DiMarco paused before he answered. He reminded himself that he needed the Lenzinis’ loyalty and it was easier to pay for it upfront than after the fact. “Sure! I’ll pay double. Expenses too.” He opened his briefcase and took out a slim file. He pushed it across the table to Victor. “Everything you need is in there, includin’ picture, home and work addresses, and ten thousand dollars. You’ll get ten thousand more when I see him at the warehouse.” DiMarco grabbed his briefcase and slid out of the booth as the waitress brought his coffee latte. He threw a ten-dollar bill on the table and walked out of O’Hare’s.
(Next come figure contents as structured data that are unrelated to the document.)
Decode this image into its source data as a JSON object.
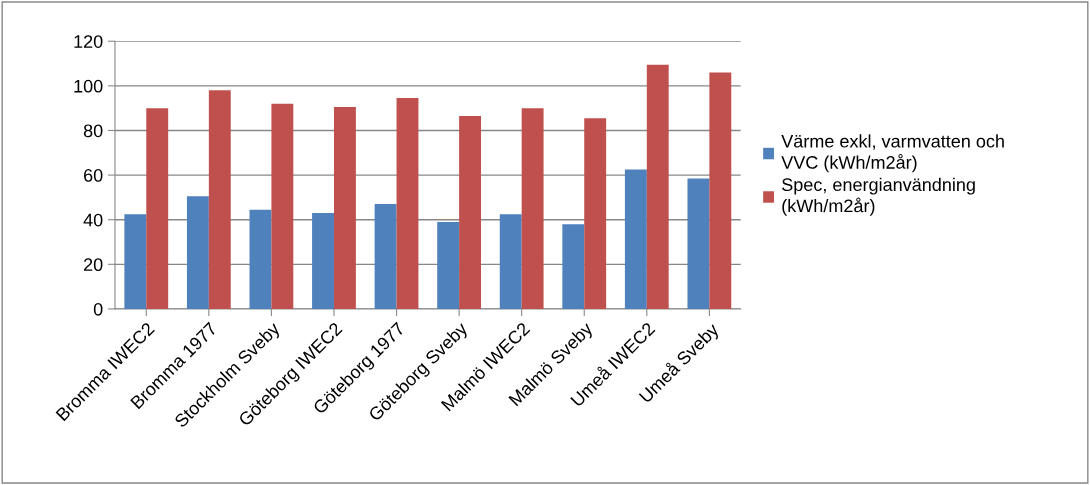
{
  "chart_data": {
    "type": "bar",
    "categories": [
      "Bromma IWEC2",
      "Bromma 1977",
      "Stockholm Sveby",
      "Göteborg IWEC2",
      "Göteborg 1977",
      "Göteborg Sveby",
      "Malmö IWEC2",
      "Malmö Sveby",
      "Umeå IWEC2",
      "Umeå Sveby"
    ],
    "series": [
      {
        "name": "Värme exkl, varmvatten och\nVVC (kWh/m2år)",
        "color": "#4f81bd",
        "values": [
          42.5,
          50.5,
          44.5,
          43,
          47,
          39,
          42.5,
          38,
          62.5,
          58.5
        ]
      },
      {
        "name": "Spec, energianvändning\n(kWh/m2år)",
        "color": "#c0504d",
        "values": [
          90,
          98,
          92,
          90.5,
          94.5,
          86.5,
          90,
          85.5,
          109.5,
          106
        ]
      }
    ],
    "ylim": [
      0,
      120
    ],
    "yticks": [
      0,
      20,
      40,
      60,
      80,
      100,
      120
    ],
    "grid": "y",
    "legend": "right"
  }
}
A cool, refreshing breeze swept across the marina and DiMarco took a deep, invigorating breath of it as he walked back down Hyde Street.

He smiled as he entered his restaurant. He was on a path to outmaneuver Braxton and the rest of his niggers. Once he was in possession of King’s empire, his whole image would change. People would have to pay him the respect that he deserved. He would be recognized as a separate entity from the rest of the DiMarcos. He would be special. As he walked into his office whistling, he saw Dominique Asti staring at him.